Corporate Bankruptcy Prediction with Domain-Adapted BERT

paper_url: http://arxiv.org/abs/2312.03194
repo_url: None
paper_authors: Alex Kim, Sangwon Yoon
for: 这研究使用BERT模型对公司财务披露数据进行预测，以预测公司破产。先前的研究主要集中在开发更加复杂的预测方法，使用金融变量。然而，在这种研究中，我们专注于提高输入数据质量。
methods: 我们使用BERT模型进行情感分析，对MD&A披露中的文本进行分析。我们发现，BERT比词典基于预测和Word2Vec基于预测更高效，以 adj R-square、kNN-5 和线性支持向量机器人（SVM）进行评估。
results: 我们发现，通过自学习与信任满足筛选，可以在10-K corporate disclosure数据上进行自适应适应。我们实现了预测精度91.56%，并证明了预测精度得到了显著提高。

Abstract
This study performs BERT-based analysis, which is a representative contextualized language model, on corporate disclosure data to predict impending bankruptcies. Prior literature on bankruptcy prediction mainly focuses on developing more sophisticated prediction methodologies with financial variables. However, in our study, we focus on improving the quality of input dataset. Specifically, we employ BERT model to perform sentiment analysis on MD&A disclosures.
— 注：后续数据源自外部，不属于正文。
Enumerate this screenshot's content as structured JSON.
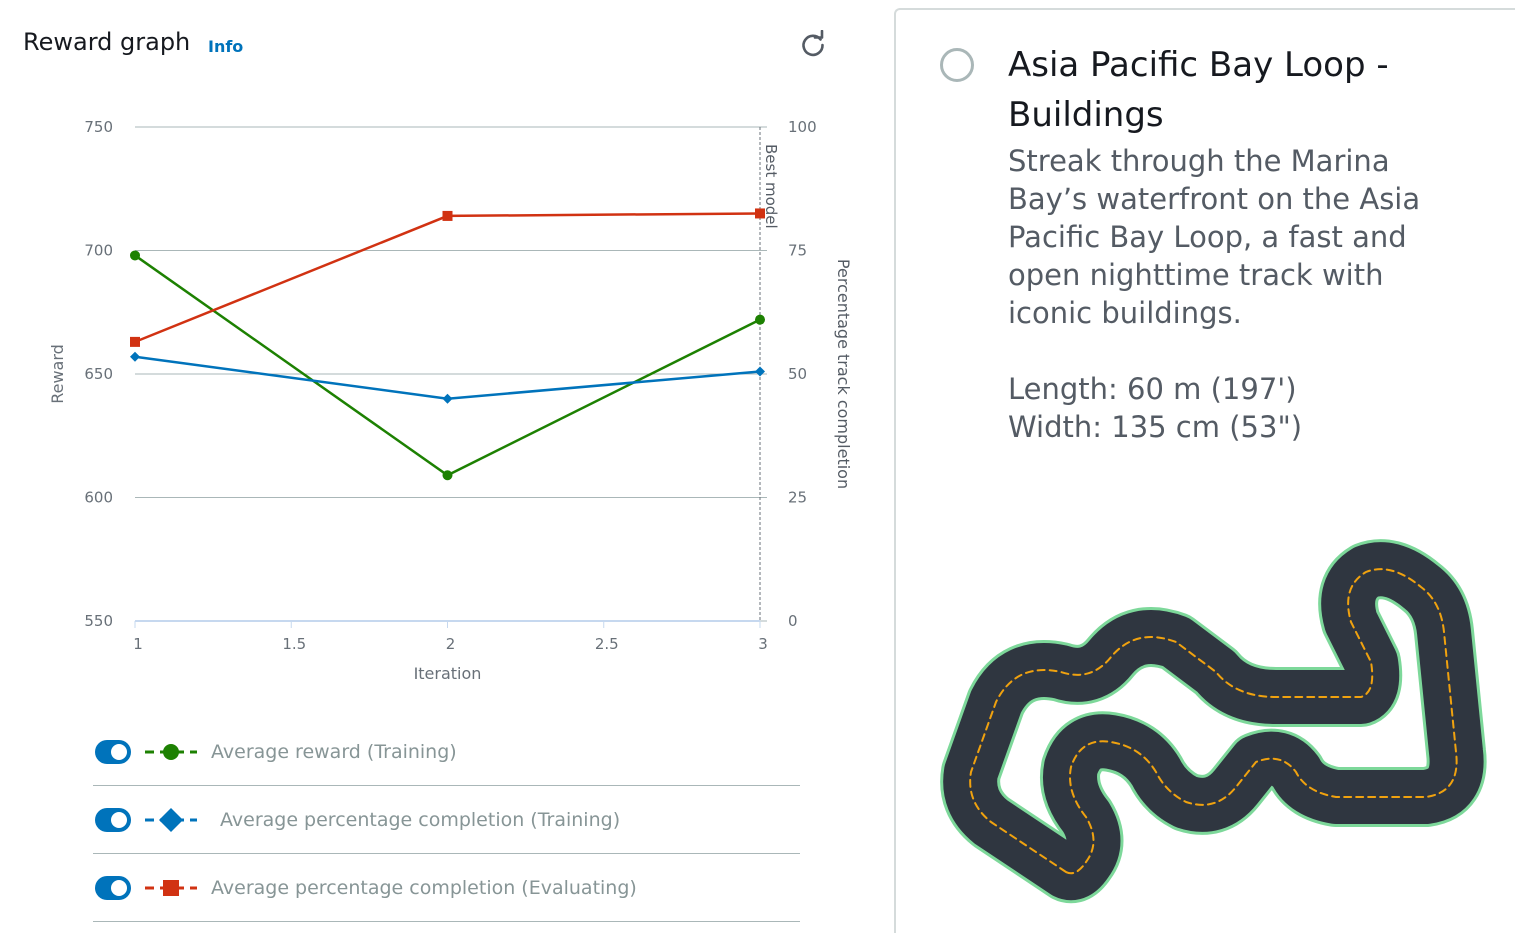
{
  "header": {
    "title": "Reward graph",
    "info_label": "Info"
  },
  "icons": {
    "refresh": "refresh-icon",
    "toggle": "toggle-icon",
    "radio": "radio-button"
  },
  "colors": {
    "training_reward": "#1d8102",
    "training_completion": "#0073bb",
    "evaluating_completion": "#d13212",
    "toggle_on": "#0073bb"
  },
  "chart_data": {
    "type": "line",
    "x": [
      1,
      2,
      3
    ],
    "xlabel": "Iteration",
    "xticks": [
      "1",
      "1.5",
      "2",
      "2.5",
      "3"
    ],
    "xlim": [
      1,
      3
    ],
    "ylabel": "Reward",
    "ylim": [
      550,
      750
    ],
    "yticks": [
      "550",
      "600",
      "650",
      "700",
      "750"
    ],
    "y2label": "Percentage track completion",
    "y2lim": [
      0,
      100
    ],
    "y2ticks": [
      "0",
      "25",
      "50",
      "75",
      "100"
    ],
    "grid": true,
    "annotation": {
      "x": 3,
      "text": "Best model"
    },
    "series": [
      {
        "name": "Average reward (Training)",
        "axis": "left",
        "marker": "circle",
        "color": "#1d8102",
        "values": [
          698,
          609,
          672
        ]
      },
      {
        "name": "Average percentage completion (Training)",
        "axis": "right",
        "marker": "diamond",
        "color": "#0073bb",
        "values": [
          53.5,
          45,
          50.5
        ]
      },
      {
        "name": "Average percentage completion (Evaluating)",
        "axis": "right",
        "marker": "square",
        "color": "#d13212",
        "values": [
          56.5,
          82,
          82.5
        ]
      }
    ]
  },
  "legend": [
    {
      "label": "Average reward (Training)",
      "enabled": true
    },
    {
      "label": "Average percentage completion (Training)",
      "enabled": true
    },
    {
      "label": "Average percentage completion (Evaluating)",
      "enabled": true
    }
  ],
  "track": {
    "title": "Asia Pacific Bay Loop - Buildings",
    "description": "Streak through the Marina Bay’s waterfront on the Asia Pacific Bay Loop, a fast and open nighttime track with iconic buildings.",
    "length": "Length: 60 m (197')",
    "width": "Width: 135 cm (53\")",
    "selected": false
  }
}
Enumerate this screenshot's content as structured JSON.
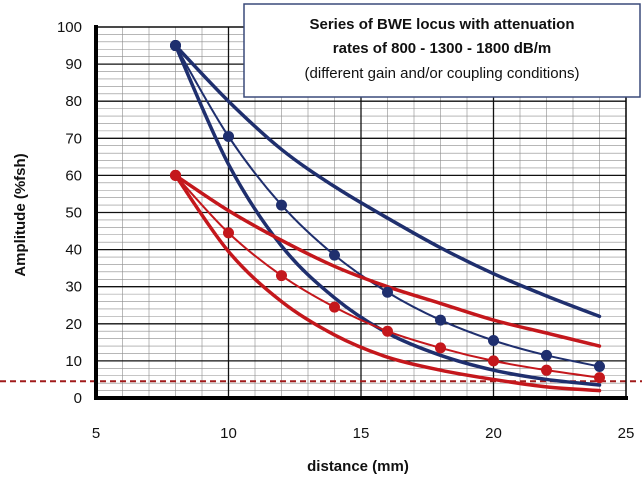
{
  "chart_data": {
    "type": "line",
    "title": "Series of BWE locus with attenuation rates of 800 - 1300 - 1800 dB/m",
    "subtitle": "(different gain and/or coupling conditions)",
    "title_lines": [
      "Series of BWE locus with attenuation",
      "rates of 800 - 1300 - 1800 dB/m"
    ],
    "xlabel": "distance (mm)",
    "ylabel": "Amplitude (%fsh)",
    "xlim": [
      5,
      25
    ],
    "ylim": [
      0,
      100
    ],
    "xticks": [
      5,
      10,
      15,
      20,
      25
    ],
    "yticks": [
      0,
      10,
      20,
      30,
      40,
      50,
      60,
      70,
      80,
      90,
      100
    ],
    "grid": true,
    "reference_line": {
      "y": 4.5,
      "color": "#a01b1b",
      "style": "dashed"
    },
    "colors": {
      "blue": "#1f2f6e",
      "red": "#c4171c"
    },
    "series": [
      {
        "color": "blue",
        "kind": "curve",
        "attenuation": 800,
        "x": [
          8,
          10,
          12,
          14,
          16,
          18,
          20,
          22,
          24
        ],
        "values": [
          95,
          80,
          67,
          57,
          48.5,
          40.5,
          33.5,
          27.5,
          22
        ]
      },
      {
        "color": "blue",
        "kind": "points_curve",
        "attenuation": 1300,
        "x": [
          8,
          10,
          12,
          14,
          16,
          18,
          20,
          22,
          24
        ],
        "values": [
          95,
          70.5,
          52,
          38.5,
          28.5,
          21,
          15.5,
          11.5,
          8.5
        ]
      },
      {
        "color": "blue",
        "kind": "curve",
        "attenuation": 1800,
        "x": [
          8,
          10,
          12,
          14,
          16,
          18,
          20,
          22,
          24
        ],
        "values": [
          95,
          63,
          41,
          27,
          17.5,
          11.5,
          7.5,
          5,
          3.5
        ]
      },
      {
        "color": "red",
        "kind": "curve",
        "attenuation": 800,
        "x": [
          8,
          10,
          12,
          14,
          16,
          18,
          20,
          22,
          24
        ],
        "values": [
          60,
          50.5,
          42.5,
          35.5,
          30,
          25.5,
          21,
          17.5,
          14
        ]
      },
      {
        "color": "red",
        "kind": "points_curve",
        "attenuation": 1300,
        "x": [
          8,
          10,
          12,
          14,
          16,
          18,
          20,
          22,
          24
        ],
        "values": [
          60,
          44.5,
          33,
          24.5,
          18,
          13.5,
          10,
          7.5,
          5.5
        ]
      },
      {
        "color": "red",
        "kind": "curve",
        "attenuation": 1800,
        "x": [
          8,
          10,
          12,
          14,
          16,
          18,
          20,
          22,
          24
        ],
        "values": [
          60,
          39.5,
          26,
          17,
          11,
          7.5,
          5,
          3,
          2
        ]
      }
    ]
  }
}
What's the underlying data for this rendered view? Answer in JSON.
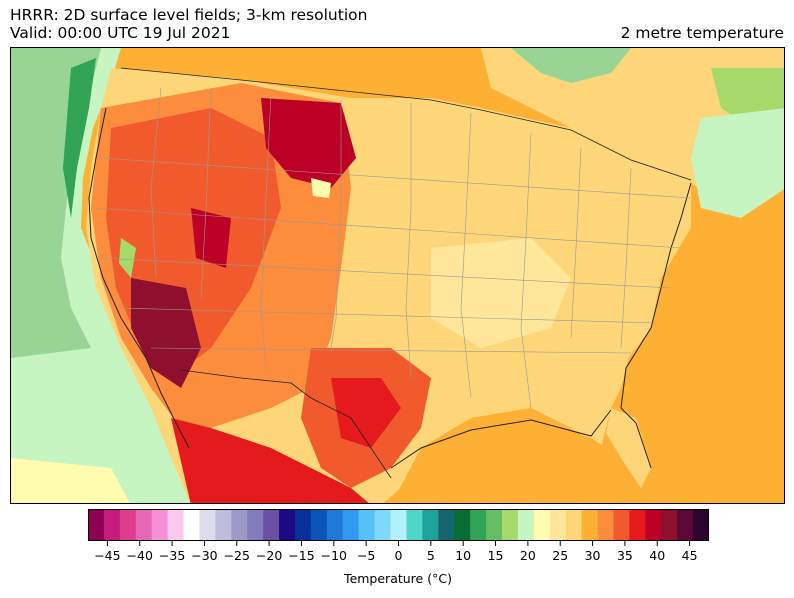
{
  "header": {
    "title_line1": "HRRR: 2D surface level fields; 3-km resolution",
    "title_line2": "Valid: 00:00 UTC 19 Jul 2021",
    "field_name": "2 metre temperature"
  },
  "map": {
    "region": "Contiguous United States",
    "field": "2 metre temperature",
    "background_ocean_color": "#fdb034",
    "land_color_warm": "#fdd67a",
    "hot_color": "#e41a1c",
    "very_hot_color": "#a50026",
    "cool_color": "#c7f5c1",
    "cold_ocean_color": "#98d594"
  },
  "colorbar": {
    "label": "Temperature (°C)",
    "min": -48,
    "max": 48,
    "step": 2.5,
    "tick_values": [
      -45,
      -40,
      -35,
      -30,
      -25,
      -20,
      -15,
      -10,
      -5,
      0,
      5,
      10,
      15,
      20,
      25,
      30,
      35,
      40,
      45
    ],
    "tick_labels": [
      "−45",
      "−40",
      "−35",
      "−30",
      "−25",
      "−20",
      "−15",
      "−10",
      "−5",
      "0",
      "5",
      "10",
      "15",
      "20",
      "25",
      "30",
      "35",
      "40",
      "45"
    ],
    "colors": [
      "#8e0152",
      "#c51b7d",
      "#de3d8e",
      "#e468b5",
      "#f58fd8",
      "#fbc8ee",
      "#ffffff",
      "#dcdcec",
      "#bfbcdc",
      "#9e9ac8",
      "#807dba",
      "#6a51a3",
      "#1c0a84",
      "#08309a",
      "#0a55b8",
      "#1f79d8",
      "#2f9aef",
      "#55c1f7",
      "#7fd7fb",
      "#b0f1fb",
      "#4fd6c6",
      "#1da39b",
      "#17666f",
      "#076b32",
      "#31a354",
      "#66bd63",
      "#a6d96a",
      "#c7f5c1",
      "#fffcb0",
      "#fee79b",
      "#fdd67a",
      "#fdb034",
      "#fb8d3c",
      "#f15a2c",
      "#e41a1c",
      "#bd0026",
      "#8e0f2e",
      "#5c0837",
      "#2d0430"
    ]
  }
}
We show that BERT outperforms dictionary-based predictions and Word2Vec-based predictions in terms of adjusted R-square in logistic regression, k-nearest neighbor (kNN-5), and linear kernel support vector machine (SVM). Further, instead of pre-training the BERT model from scratch, we apply self-learning with confidence-based filtering to corporate disclosure data (10-K). We achieve the accuracy rate of 91.56% and demonstrate that the domain adaptation procedure brings a significant improvement in prediction accuracy.

摘要
这个研究使用BERT模型进行分析，BERT是一种代表性的语言模型，以预测公司破产。先前的文献关于破产预测主要集中在开发更复杂的预测方法ologies，而我们的研究则专注于提高输入数据质量。具体来说，我们使用BERT模型进行情感分析，并证明BERT的性能超过词典基于预测和Word2Vec基于预测。我们还采用了自学习和信任度基于筛选来自10-K报告数据，实现了预测精度为91.56%。这些结果表明，域 adaptaption程序可以提供显著的改善。